Sur la planète, un pauvre sur trois est indien. En 2010, près de 70 % de la population, soit 800 millions de personnes, subsistait avec moins de deux dollars par jour, contre 30 % de la population en Chine et en Afrique du Sud, 10 % au Brésil. En Inde, où 65 % de la population à moins de 35 ans, l’enseignement dans le primaire n’a été rendu gratuit et obligatoire qu’en 2009.
À la douceur du safran et au chatoiement des étoffes s’oppose la violence du quotidien : les déplacements de populations villageoises, la difficile émergence d’une classe moyenne qui ne dépasse pas 70 millions de personnes, la corruption toujours plus présente, l’exclusion de franges entières de la population, l’accaparement des ressources, le réveil nationaliste hindou, les violences faites aux femmes...
Une génération de « tycoons » indiens est née. Leurs noms – à l’exception de Lakshmi Mittal, le roi de l’acier – sont peu connus, mais ils partagent souvent le même goût de la démesure : l’un, Mukesh Ambani, s’est fait construire à Bombay une résidence de 27 étages estimée à un milliard de dollars. Nombre d’entre eux ont accepté de financer l’érection à Londres, sur Parliament Square, d’une statue en hommage à Gandhi. Voir des magnats indiens verser leur obole pour célébrer, à deux pas de la City, le frugal apôtre des processions pacifistes, des grèves de la faim et de la désobéissance civile laisse pantois.
La nouvelle élite s’emploie en réalité à aseptiser l’héritage de Gandhi. Du Mahatma, elle ne voudrait garder que l’icône, sans le message. Et faire une croix sur la dimension proprement révolutionnaire d’un homme qui a fondé son parcours sur un appel « à vivre simplement pour que tous puissent simplement vivre ».
Le discours de Gandhi reste pourtant bien vivant dans les profondeurs de la société indienne. Il n’était pas un accident de l’histoire, mais le fruit d’une longue tradition puisant aux racines de « la civilisation de l’Indus ». Des figures comme le poète Kabir, le brahmane Shamal Bhatt, le philosophe Rabindranath Tagore ont accompagné ses pas.
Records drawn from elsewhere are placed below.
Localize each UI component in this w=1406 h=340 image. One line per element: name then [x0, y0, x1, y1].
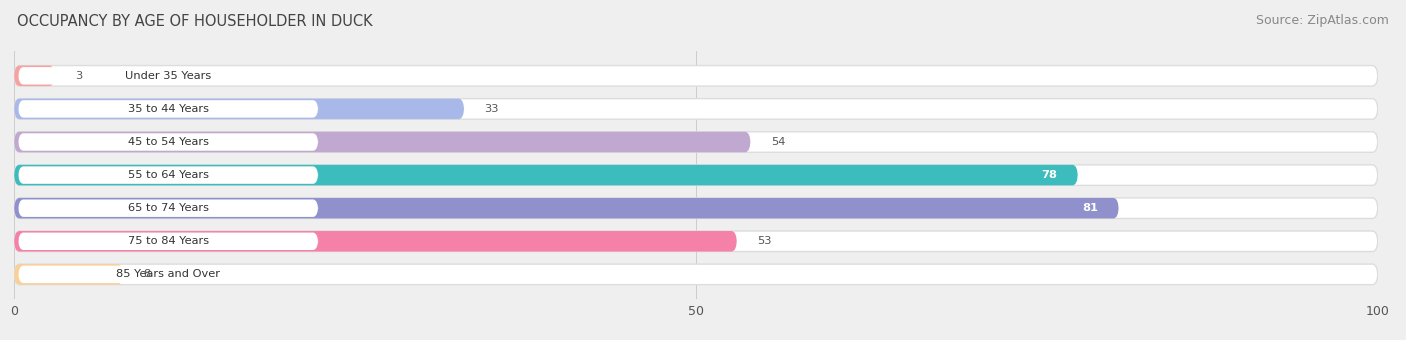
FancyBboxPatch shape — [18, 233, 318, 250]
FancyBboxPatch shape — [18, 133, 318, 151]
FancyBboxPatch shape — [14, 66, 55, 86]
FancyBboxPatch shape — [14, 165, 1378, 185]
FancyBboxPatch shape — [18, 266, 318, 283]
FancyBboxPatch shape — [14, 198, 1119, 219]
FancyBboxPatch shape — [18, 200, 318, 217]
Text: 33: 33 — [485, 104, 499, 114]
FancyBboxPatch shape — [14, 231, 1378, 252]
Text: 54: 54 — [770, 137, 786, 147]
Text: 55 to 64 Years: 55 to 64 Years — [128, 170, 208, 180]
Text: 35 to 44 Years: 35 to 44 Years — [128, 104, 208, 114]
Text: 81: 81 — [1083, 203, 1098, 213]
FancyBboxPatch shape — [14, 198, 1378, 219]
FancyBboxPatch shape — [14, 132, 1378, 152]
FancyBboxPatch shape — [14, 132, 751, 152]
Text: 75 to 84 Years: 75 to 84 Years — [128, 236, 208, 246]
Text: OCCUPANCY BY AGE OF HOUSEHOLDER IN DUCK: OCCUPANCY BY AGE OF HOUSEHOLDER IN DUCK — [17, 14, 373, 29]
FancyBboxPatch shape — [14, 66, 1378, 86]
Text: Source: ZipAtlas.com: Source: ZipAtlas.com — [1256, 14, 1389, 27]
FancyBboxPatch shape — [14, 264, 124, 285]
Text: 8: 8 — [143, 269, 150, 279]
Text: 85 Years and Over: 85 Years and Over — [117, 269, 221, 279]
FancyBboxPatch shape — [18, 166, 318, 184]
FancyBboxPatch shape — [14, 264, 1378, 285]
FancyBboxPatch shape — [18, 100, 318, 118]
Text: 65 to 74 Years: 65 to 74 Years — [128, 203, 208, 213]
FancyBboxPatch shape — [14, 231, 737, 252]
FancyBboxPatch shape — [14, 99, 464, 119]
Text: 78: 78 — [1042, 170, 1057, 180]
Text: Under 35 Years: Under 35 Years — [125, 71, 211, 81]
FancyBboxPatch shape — [18, 67, 318, 85]
Text: 3: 3 — [76, 71, 83, 81]
FancyBboxPatch shape — [14, 165, 1078, 185]
Text: 53: 53 — [758, 236, 772, 246]
Text: 45 to 54 Years: 45 to 54 Years — [128, 137, 208, 147]
FancyBboxPatch shape — [14, 99, 1378, 119]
Sa critique du développement est toujours portée par Amartya Sen, prix Nobel d’économie en 1998 pour ses travaux sur les mécanismes fondamentaux de la pauvreté.
C’est là une spécificité de ce « pays-monde ». Quand la Russie se fait slave, quand la Chine se mondialise, l’Inde reste à mi-chemin, à la fois dans et hors du monde. C’est cette tension que nous avons voulu raconter dans ce dossier consacré à une Inde rebelle à tout raccourci.